Top of the Docs #32 – ‘Sennan Asbestos Disaster’ (2016)

Welcome to Top of the Docs, Flip Screen’s hub for all things documentary. This weekly column takes a look at the crème de la crème of non-fiction media, with each month tending to focus on a particular theme. This month we are focusing on the films of Kazuo Hara!


Court cases are a long and arduous process, not least for the victims. What can make this process all the harder is when one comes up against an institution or corporation, something with more power and resources than you could hope to amass. The scales are tilted, and suddenly justice doesn’t look all that blind. Some court cases take weeks, others months. In his 2016 documentary Sennan Asbestos Disaster, Kazuo Hara tracks the eight-year long struggle of people seeking state compensation for asbestos related damage in Sennan, Osaka.

Kazuo Hara is a Japanese documentary filmmaker who has made a name for himself for filming various quests for justice in post-war Japan.
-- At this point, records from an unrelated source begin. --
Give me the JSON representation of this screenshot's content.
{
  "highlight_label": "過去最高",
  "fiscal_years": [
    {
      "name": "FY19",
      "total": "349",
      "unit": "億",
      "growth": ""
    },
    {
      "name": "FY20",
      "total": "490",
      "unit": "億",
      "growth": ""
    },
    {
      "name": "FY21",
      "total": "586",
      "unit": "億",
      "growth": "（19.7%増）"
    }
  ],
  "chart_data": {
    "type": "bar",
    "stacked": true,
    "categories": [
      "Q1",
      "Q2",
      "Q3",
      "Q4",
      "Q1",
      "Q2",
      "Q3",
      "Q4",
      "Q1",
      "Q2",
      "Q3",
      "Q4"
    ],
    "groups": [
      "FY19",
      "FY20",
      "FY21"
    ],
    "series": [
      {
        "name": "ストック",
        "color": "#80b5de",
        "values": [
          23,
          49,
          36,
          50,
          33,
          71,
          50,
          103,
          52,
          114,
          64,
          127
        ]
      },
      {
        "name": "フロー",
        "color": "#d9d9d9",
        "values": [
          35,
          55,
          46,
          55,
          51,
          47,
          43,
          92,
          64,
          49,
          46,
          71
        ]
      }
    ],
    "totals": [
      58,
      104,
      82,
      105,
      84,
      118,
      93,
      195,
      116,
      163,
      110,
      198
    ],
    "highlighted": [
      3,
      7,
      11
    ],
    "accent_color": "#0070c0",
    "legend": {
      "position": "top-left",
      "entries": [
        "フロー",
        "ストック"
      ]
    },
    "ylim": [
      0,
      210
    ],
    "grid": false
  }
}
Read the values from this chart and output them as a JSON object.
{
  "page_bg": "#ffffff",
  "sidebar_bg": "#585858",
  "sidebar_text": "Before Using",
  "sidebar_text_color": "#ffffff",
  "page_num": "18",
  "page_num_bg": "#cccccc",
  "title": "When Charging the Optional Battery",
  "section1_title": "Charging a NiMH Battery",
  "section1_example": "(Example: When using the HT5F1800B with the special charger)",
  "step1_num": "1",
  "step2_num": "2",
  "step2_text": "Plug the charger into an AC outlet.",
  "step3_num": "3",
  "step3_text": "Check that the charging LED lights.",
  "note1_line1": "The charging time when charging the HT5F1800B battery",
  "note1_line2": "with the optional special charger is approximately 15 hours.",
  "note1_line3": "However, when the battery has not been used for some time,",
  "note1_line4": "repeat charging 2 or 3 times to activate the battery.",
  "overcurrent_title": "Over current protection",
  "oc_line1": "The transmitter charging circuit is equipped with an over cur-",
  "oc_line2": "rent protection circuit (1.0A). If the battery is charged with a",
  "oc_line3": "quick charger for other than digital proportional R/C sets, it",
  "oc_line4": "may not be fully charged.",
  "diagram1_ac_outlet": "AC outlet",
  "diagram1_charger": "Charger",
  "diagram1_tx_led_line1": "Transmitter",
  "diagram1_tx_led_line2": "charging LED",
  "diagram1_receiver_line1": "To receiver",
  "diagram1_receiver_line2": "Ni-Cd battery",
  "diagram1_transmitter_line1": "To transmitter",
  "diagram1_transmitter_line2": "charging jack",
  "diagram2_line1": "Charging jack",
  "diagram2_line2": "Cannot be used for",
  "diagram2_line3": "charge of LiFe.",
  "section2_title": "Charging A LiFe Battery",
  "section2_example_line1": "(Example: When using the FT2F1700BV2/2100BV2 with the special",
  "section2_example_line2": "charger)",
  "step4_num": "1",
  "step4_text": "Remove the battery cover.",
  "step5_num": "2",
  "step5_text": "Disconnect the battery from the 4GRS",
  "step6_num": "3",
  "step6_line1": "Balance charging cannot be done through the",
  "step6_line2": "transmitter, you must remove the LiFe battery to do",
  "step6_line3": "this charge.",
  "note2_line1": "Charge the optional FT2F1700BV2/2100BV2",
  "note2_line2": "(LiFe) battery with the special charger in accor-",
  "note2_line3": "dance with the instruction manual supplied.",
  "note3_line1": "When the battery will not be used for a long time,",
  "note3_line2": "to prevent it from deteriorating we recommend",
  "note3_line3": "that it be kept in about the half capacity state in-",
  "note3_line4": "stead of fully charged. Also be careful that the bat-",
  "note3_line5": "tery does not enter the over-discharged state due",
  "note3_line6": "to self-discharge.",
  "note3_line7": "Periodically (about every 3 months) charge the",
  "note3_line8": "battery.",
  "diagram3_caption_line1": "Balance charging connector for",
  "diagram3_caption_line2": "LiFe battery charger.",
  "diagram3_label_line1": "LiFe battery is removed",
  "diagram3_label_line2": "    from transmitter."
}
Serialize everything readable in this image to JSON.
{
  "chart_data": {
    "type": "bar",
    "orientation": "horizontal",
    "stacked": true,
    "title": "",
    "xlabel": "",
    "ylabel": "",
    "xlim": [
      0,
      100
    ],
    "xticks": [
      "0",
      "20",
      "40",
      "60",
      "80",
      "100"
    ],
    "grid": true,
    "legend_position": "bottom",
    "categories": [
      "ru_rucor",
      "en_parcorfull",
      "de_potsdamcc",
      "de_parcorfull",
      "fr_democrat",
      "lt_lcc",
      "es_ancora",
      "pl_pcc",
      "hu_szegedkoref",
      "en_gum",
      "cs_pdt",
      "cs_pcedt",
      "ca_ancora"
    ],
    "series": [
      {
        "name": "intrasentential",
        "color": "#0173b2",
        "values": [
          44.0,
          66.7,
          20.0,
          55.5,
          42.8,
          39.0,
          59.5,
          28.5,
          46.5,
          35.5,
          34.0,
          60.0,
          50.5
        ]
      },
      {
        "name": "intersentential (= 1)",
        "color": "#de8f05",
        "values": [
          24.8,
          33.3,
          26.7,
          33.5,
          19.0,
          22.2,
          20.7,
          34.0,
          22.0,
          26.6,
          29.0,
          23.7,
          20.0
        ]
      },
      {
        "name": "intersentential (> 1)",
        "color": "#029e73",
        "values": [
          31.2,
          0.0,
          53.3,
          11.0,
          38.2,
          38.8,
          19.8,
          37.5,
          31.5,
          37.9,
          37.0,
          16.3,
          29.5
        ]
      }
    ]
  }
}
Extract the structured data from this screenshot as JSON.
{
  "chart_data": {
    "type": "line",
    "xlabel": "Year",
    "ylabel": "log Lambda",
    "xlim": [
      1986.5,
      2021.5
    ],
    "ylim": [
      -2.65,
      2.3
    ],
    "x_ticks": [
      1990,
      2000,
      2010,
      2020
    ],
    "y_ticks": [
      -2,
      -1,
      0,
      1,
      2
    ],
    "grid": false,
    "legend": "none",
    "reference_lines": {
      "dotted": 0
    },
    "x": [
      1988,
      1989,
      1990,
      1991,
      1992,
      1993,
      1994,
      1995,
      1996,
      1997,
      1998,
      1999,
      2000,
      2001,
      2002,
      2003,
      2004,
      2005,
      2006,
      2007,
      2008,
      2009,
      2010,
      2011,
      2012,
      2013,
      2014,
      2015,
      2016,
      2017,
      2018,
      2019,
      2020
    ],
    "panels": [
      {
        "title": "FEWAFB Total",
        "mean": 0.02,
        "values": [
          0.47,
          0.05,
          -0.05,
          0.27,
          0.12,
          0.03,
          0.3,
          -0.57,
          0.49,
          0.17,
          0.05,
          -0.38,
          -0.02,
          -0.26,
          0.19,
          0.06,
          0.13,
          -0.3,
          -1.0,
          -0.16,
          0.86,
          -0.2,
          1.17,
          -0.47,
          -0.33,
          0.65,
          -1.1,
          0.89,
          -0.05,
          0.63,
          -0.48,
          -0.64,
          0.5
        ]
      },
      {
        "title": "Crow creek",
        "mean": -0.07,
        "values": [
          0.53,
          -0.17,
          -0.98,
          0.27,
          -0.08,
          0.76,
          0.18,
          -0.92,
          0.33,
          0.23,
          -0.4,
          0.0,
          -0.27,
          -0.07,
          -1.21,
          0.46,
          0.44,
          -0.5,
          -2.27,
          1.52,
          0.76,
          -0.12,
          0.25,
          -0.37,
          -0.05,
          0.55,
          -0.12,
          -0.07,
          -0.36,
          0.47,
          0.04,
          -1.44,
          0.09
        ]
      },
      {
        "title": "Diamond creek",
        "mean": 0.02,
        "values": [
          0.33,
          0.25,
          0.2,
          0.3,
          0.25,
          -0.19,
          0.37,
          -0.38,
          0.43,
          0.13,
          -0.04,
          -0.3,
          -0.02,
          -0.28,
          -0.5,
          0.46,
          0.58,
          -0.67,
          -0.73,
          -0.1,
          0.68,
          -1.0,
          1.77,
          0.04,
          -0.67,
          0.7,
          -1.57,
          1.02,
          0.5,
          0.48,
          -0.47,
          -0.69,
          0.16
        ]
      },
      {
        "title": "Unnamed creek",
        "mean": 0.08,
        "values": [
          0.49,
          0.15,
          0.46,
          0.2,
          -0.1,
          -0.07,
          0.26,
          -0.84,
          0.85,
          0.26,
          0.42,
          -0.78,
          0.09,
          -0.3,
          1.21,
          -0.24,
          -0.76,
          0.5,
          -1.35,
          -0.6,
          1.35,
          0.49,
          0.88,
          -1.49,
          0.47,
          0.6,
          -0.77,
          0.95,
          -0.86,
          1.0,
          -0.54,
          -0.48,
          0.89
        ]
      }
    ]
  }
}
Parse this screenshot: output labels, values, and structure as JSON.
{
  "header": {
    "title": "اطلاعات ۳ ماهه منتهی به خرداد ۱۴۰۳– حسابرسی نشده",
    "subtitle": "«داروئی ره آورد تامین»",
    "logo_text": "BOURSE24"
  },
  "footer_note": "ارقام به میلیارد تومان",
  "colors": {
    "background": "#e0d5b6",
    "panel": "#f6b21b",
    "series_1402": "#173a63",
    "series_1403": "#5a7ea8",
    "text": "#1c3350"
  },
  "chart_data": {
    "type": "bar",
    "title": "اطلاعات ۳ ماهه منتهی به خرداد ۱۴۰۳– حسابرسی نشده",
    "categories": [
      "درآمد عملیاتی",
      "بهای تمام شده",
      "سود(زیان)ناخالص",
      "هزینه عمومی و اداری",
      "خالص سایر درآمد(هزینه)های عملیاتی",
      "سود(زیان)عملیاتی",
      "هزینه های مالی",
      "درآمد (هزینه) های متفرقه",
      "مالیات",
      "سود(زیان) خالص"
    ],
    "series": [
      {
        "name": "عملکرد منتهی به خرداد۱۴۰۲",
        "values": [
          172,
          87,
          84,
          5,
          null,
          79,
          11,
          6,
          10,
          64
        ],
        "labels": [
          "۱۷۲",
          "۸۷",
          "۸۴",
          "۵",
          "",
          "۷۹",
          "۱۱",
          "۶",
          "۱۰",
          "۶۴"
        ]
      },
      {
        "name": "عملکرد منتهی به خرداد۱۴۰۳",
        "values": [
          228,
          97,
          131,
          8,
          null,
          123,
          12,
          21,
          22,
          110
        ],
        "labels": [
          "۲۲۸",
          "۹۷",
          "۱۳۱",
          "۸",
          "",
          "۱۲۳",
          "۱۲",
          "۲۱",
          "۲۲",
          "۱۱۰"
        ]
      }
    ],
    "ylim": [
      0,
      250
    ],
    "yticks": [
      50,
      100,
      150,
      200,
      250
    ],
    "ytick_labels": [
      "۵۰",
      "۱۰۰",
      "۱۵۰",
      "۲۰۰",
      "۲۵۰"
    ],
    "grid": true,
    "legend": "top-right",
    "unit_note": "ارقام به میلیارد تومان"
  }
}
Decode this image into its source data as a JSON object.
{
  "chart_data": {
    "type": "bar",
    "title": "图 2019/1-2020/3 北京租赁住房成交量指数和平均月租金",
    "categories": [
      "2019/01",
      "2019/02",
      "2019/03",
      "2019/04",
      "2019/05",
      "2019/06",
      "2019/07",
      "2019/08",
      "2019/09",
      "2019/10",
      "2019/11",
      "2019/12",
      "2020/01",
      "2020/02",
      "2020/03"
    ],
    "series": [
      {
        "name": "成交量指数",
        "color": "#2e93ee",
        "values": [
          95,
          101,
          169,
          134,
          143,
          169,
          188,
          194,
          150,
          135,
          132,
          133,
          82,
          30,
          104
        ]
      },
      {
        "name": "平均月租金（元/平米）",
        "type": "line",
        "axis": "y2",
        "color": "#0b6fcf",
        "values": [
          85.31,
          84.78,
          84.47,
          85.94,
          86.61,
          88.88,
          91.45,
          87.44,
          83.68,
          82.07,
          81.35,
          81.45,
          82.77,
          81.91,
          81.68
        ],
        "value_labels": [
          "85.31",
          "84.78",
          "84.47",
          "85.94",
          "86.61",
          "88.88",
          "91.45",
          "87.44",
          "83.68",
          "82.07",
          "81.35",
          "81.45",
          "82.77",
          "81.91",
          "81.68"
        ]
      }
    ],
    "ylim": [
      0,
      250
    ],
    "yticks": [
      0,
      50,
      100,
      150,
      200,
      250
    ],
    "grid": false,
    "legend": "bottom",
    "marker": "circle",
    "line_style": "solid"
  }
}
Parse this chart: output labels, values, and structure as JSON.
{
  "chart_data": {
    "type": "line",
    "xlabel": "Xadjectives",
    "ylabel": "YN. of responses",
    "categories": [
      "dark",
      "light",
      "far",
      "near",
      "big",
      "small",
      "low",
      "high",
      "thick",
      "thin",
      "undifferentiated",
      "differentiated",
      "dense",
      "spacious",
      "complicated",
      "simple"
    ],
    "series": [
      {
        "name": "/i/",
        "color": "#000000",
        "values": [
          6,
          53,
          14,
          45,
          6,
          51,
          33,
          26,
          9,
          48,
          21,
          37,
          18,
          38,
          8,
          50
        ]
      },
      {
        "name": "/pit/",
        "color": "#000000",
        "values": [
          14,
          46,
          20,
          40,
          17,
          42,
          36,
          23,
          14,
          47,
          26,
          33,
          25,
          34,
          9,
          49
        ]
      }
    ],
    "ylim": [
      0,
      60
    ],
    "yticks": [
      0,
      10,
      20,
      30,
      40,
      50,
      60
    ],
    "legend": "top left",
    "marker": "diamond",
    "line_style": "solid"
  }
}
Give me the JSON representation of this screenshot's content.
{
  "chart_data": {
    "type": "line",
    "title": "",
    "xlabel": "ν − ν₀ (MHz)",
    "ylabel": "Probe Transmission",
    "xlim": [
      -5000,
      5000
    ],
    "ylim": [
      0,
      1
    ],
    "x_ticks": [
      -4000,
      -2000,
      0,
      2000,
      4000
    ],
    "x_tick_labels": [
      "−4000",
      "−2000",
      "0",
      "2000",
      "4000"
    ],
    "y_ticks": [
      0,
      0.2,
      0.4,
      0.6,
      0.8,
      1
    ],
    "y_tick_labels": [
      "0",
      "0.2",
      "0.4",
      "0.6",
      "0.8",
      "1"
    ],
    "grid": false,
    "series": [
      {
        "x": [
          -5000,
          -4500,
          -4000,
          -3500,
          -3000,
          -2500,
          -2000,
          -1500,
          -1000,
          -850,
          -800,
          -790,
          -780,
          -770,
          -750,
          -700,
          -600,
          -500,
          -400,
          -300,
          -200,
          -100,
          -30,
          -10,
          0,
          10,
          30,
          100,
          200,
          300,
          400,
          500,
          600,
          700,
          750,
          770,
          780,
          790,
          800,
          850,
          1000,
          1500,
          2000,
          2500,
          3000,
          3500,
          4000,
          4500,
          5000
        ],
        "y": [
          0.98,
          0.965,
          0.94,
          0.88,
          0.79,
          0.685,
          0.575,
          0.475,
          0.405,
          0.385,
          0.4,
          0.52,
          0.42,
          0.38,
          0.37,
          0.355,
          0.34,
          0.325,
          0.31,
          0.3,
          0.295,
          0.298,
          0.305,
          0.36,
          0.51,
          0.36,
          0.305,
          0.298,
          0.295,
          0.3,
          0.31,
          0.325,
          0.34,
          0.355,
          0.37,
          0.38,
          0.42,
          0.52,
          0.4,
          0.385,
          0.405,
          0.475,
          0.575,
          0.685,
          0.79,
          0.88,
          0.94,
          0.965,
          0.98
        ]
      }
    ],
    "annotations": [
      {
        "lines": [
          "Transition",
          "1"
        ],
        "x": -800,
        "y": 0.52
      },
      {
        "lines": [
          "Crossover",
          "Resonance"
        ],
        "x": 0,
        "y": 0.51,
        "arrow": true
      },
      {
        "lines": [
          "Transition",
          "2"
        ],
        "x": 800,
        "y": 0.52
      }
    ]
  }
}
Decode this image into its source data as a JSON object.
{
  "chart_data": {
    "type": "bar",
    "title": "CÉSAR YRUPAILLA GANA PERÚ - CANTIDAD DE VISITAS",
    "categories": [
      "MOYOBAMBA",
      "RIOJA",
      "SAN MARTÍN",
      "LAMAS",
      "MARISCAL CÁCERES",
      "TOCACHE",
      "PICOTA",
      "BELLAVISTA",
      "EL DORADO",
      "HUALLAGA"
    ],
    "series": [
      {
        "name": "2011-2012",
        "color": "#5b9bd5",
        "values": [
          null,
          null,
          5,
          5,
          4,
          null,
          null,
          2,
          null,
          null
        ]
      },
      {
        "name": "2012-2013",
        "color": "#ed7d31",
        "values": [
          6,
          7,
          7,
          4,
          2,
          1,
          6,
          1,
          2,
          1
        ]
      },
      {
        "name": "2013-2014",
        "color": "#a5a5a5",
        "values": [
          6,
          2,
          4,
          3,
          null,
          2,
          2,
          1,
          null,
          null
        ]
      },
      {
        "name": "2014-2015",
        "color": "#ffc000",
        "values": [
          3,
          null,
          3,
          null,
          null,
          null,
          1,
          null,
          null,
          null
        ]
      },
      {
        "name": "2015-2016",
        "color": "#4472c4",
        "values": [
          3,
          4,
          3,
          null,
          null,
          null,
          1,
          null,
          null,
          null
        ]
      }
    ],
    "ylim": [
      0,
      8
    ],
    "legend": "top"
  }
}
Usually these quests follow an eccentric character, or someone to hone into. What makes Sennan Asbestos Disaster different is that we are instead focusing on a cast of people, not one victim but a whole host of them. This also becomes one of the film’s more tragic aspects. As the film progresses along the trial’s epic quest for justice, we lose certain figures in the group to asbestos related complications. The director makes sure to tribute each victim as and when is appropriate throughout the course of the film. With the film running at almost four hours, we are given space to learn about each of the victims, what the case means for them, and what they have been through, making every death even more harrowing.

Sennan Asbestos Disaster is a perfect example of how political filmmaking need not always be aggressive or didactic. Simply through providing footage of the victims, their communications, and when possible interactions with the state, Kazuo Hara creates an organic bond between subject and spectator, without needing to resort to a more traditionally political style of filmmaking. This allows the film to have an almost quiet rage, respectful of the loss and upset being caused to the victims, but quietly angry at their mistreatment. 

Although a difficult and at times long watch, Sennan Asbestos Disaster is certainly a rewarding one. Given the amount of injustice and state mismanagement present across the globe at the current moment, this documentary is the perfect display of the struggles of fighting against bureaucratic power, whilst also providing a glimmer of hope. Being from the UK, I could not help but think of the similarly arduous journeys the families who suffered at Grenfell or the Hillsborough disaster must be going through. It is almost impossible to imagine. And yet Kazuo Hara manages to make a film that captures a journey that words simply couldn’t. His film is masterful and reverent. It shows that although documentaries focused on tragedies can sometimes come across as vain, or a cash grab, they can also be incredibly thoughtful and tell stories that fiction would buckle under the weight of.